= Martin Luther King Jr., A Current Analysis =

1968 document by the FBI

Martin Luther King Jr., A Current Analysis by the Federal Bureau of Investigation (PDF version)

Martin Luther King Jr., A Current Analysis, officially released as File 104-10125-10133, is a previously classified 20-page analysis by the Federal Bureau of Investigation (FBI) on Martin Luther King Jr., created on March 12, 1968, only three weeks before King's assassination, which sparked several conspiracy theories. When the FBI created the document, it was classified as secret and on May 8, 1994, the document was reviewed by the FBI/JFK Task Force, where it was marked for "total denial". The document was declassified and released on November 3, 2017, by order of President of the United States Donald Trump.

==Content and analysis==

The analysis by the FBI stated King's political ideologies, the civil rights movement, and the Southern Christian Leadership Conference (SCLC) was heavily influenced by the Communist Party of the United States of America. Historian David Garrow stated the document's allegations were untrue.
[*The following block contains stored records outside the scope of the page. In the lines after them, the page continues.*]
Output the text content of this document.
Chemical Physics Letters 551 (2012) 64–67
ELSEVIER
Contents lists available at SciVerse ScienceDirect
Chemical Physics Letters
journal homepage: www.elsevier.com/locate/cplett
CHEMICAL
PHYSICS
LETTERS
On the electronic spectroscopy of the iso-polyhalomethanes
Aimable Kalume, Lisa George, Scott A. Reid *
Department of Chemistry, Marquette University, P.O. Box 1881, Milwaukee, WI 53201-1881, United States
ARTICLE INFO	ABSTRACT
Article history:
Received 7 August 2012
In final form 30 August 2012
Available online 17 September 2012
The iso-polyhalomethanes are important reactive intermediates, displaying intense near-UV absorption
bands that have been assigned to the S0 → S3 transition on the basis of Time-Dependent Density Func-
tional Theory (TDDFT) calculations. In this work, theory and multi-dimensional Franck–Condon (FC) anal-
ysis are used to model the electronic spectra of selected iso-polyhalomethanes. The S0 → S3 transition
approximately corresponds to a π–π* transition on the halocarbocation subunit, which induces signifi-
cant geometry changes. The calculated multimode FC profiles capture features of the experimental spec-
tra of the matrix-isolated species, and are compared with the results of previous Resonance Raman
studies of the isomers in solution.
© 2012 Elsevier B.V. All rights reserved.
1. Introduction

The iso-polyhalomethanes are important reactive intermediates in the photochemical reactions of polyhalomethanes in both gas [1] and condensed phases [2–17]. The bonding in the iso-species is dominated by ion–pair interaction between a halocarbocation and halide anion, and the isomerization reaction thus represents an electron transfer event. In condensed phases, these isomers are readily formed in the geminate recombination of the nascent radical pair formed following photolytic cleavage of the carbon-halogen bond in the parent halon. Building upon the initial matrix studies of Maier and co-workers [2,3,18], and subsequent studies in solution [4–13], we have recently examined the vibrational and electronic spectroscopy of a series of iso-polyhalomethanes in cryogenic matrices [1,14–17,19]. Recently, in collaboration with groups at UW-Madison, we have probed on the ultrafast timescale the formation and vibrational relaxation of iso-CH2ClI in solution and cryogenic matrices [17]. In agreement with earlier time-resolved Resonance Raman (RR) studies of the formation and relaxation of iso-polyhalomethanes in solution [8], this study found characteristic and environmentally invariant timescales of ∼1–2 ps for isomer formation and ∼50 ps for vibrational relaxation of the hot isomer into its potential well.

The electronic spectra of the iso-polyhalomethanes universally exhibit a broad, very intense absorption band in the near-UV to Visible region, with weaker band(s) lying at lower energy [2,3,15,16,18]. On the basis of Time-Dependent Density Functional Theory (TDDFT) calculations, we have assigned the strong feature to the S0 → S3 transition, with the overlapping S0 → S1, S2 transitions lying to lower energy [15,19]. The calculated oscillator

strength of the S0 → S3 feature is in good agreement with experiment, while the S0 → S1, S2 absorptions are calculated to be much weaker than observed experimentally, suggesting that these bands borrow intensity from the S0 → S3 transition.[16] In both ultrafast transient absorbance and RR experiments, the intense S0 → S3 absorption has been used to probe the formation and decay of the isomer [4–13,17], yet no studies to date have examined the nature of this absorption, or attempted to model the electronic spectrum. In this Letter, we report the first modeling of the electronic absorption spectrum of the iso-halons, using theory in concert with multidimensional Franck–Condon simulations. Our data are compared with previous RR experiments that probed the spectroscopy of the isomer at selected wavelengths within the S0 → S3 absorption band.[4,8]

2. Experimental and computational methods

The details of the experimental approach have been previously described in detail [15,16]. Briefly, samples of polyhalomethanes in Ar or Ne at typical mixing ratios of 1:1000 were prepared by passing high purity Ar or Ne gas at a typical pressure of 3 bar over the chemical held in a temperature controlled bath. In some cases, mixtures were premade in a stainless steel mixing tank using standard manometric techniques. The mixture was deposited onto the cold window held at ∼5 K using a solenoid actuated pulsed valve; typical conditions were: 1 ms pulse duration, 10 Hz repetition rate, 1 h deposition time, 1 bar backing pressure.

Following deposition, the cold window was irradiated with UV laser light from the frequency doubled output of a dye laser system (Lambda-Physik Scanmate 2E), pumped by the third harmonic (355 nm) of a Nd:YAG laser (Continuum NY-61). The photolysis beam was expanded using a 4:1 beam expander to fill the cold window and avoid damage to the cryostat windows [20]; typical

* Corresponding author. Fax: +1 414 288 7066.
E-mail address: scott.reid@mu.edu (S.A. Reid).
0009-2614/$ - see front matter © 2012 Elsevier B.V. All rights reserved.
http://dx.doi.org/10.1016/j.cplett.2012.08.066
The document also stated King was "a whole-hearted Marxist who has studied it (Marxism), believes in it and agrees with it, but because of his being a minister of religion, does not dare to espouse it publicly". The document also named Stanley Levison, one of King's top advisors as one of the FBI's sources for the information presented. The analysis also included investigation, which discovered King's "drinking, fornication, and homosexuality that went on at the conference", "prostitution", and "an all-night sex orgy was held with these prostitutes". Newsweek stated this investigation, by order of FBI director J. Edgar Hoover, was "to uncover compromising information on King and use it to publicly discredit him". An analysis by CNN stated the file "makes clear the FBI’s focus on digging up dirt about a man who had become an icon".